HEXO Corp (“HEXO” or the “Company”) (TSX: HEXO; NASDAQ: HEXO) today announced the closing of its previously announced underwritten public offering (the “Offering”) for total gross proceeds to the Company of US$144,786,070.80. The Company sold 49,080,024 units of the Company (the “Units”) at a price of US$2.95 per Unit under the Offering, including 1,622,396 Units sold pursuant to the partial exercise of the underwriters’ over-allotment option.

Each Unit is comprised of one common share of the Company and one half of one common share purchase warrant of the Company. Each full warrant is exercisable to acquire one common share of the Company for a period of 5 years following the closing date of the Offering at an exercise price of US$3.45 per share, subject to adjustment in certain events.

A.G.P./Alliance Global Partners and Cantor Fitzgerald Canada Corporation acted as joint bookrunners for the Offering. ATB Capital Markets Inc. acted as co-manager for the Offering.

The Company expects to use the net proceeds from the Offering to satisfy a portion of the cash component of the purchase price payable to the Redecan shareholders on closing of the Redecan acquisition and for expenditures in relation to the Company’s U.S. expansion plans.

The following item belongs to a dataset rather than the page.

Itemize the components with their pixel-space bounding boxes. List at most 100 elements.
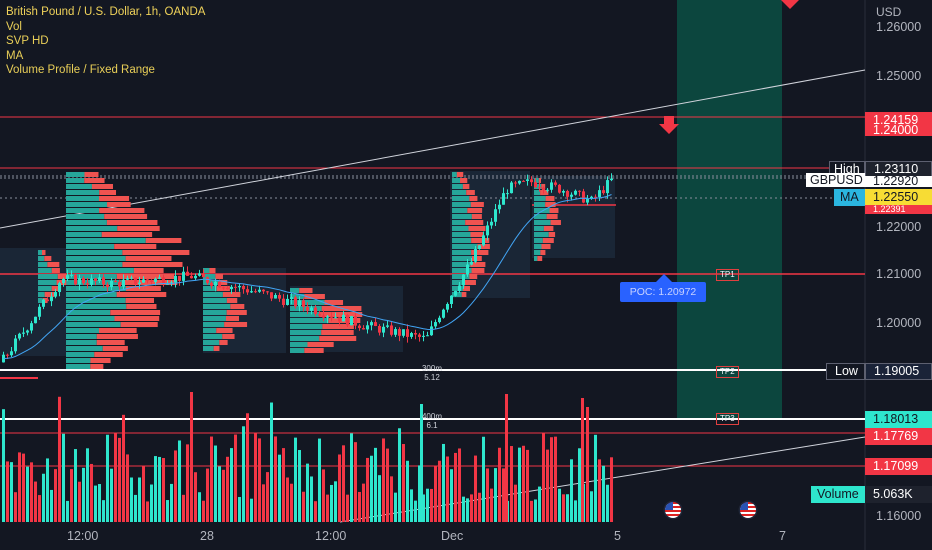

In connection with the Offering, the Company filed a prospectus supplement dated August 20, 2021 (the “Prospectus Supplement”) to the Company’s amended and restated short form base shelf prospectus dated May 25, 2021 (the “Base Shelf Prospectus”) with the securities commissions or similar securities regulatory authorities in each of the provinces and territories of Canada, and with the U.S. Securities and Exchange Commission as part of the Company’s registration statement on Form F-10 (the “Registration Statement”) under the U.S./Canada Multijurisdictional Disclosure System.

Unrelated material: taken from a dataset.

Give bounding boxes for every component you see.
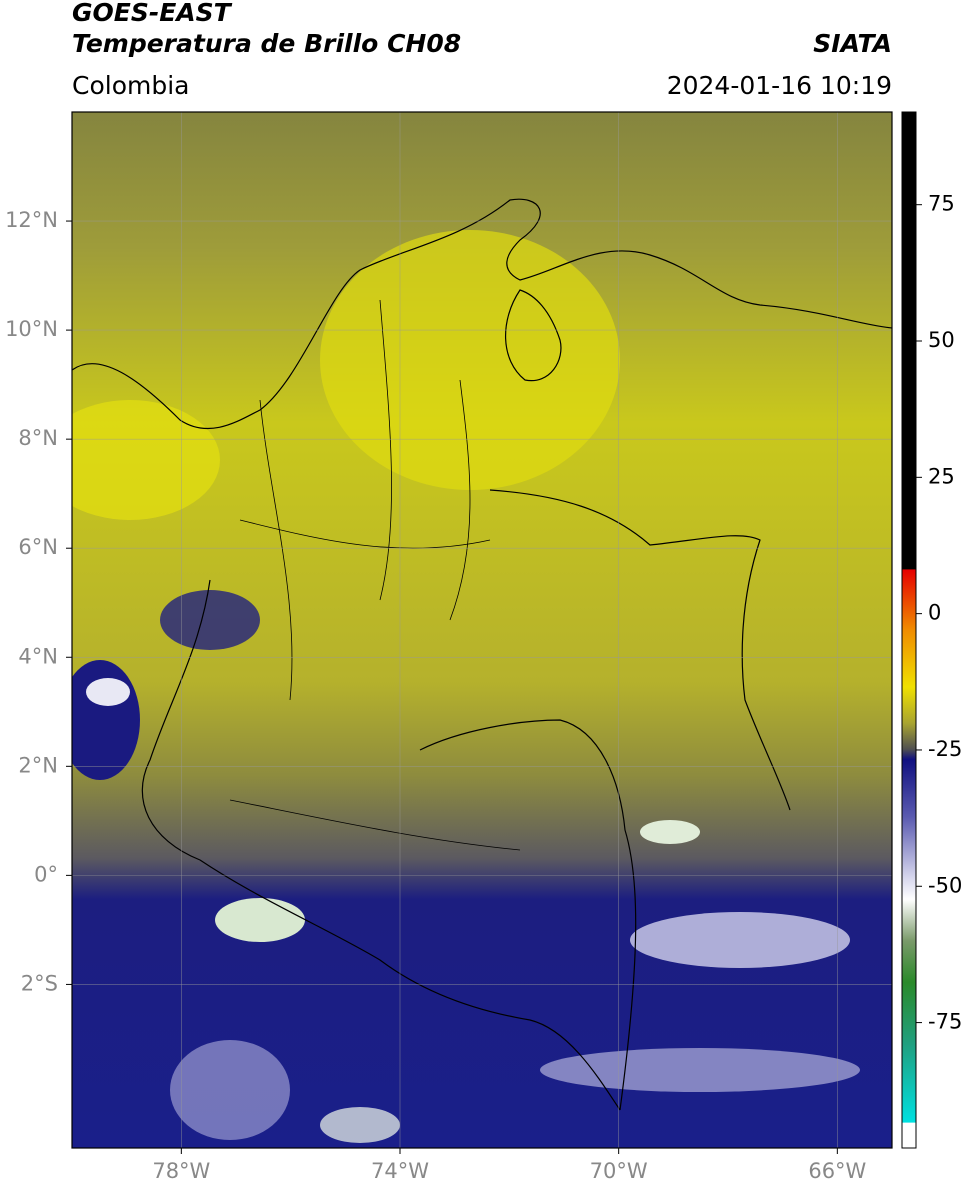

Copies of the Prospectus Supplement and the Base Shelf Prospectus are available on SEDAR at www.sedar.com and on EDGAR at www.sec.gov and a copy of the Registration Statement is available on EDGAR at www.sec.gov. Copies of the Prospectus Supplement, the Base Shelf Prospectus and the Registration Statement may also be obtained from A.G.P./Alliance Global Partners, 590 Madison Avenue, 28th Floor, New York, NY 10022, or by telephone at (212) 624-2060, or by email at prospectus@allianceg.com. Copies may also be obtained, from Cantor Fitzgerald Canada Corporation in Canada, by emailing ecmcanada@cantor.com, or Cantor Fitzgerald & Co. in the U.S., by emailing prospectus@cantor.com.

No securities regulatory authority has either approved or disapproved of the contents of this press release. This press release is for information purposes only and shall not constitute an offer to sell or the solicitation of an offer to buy, nor shall there be any sale of these securities in any state or jurisdiction in which such offer, solicitation or sale would be unlawful prior to registration or qualification under the securities laws of any such state or jurisdiction.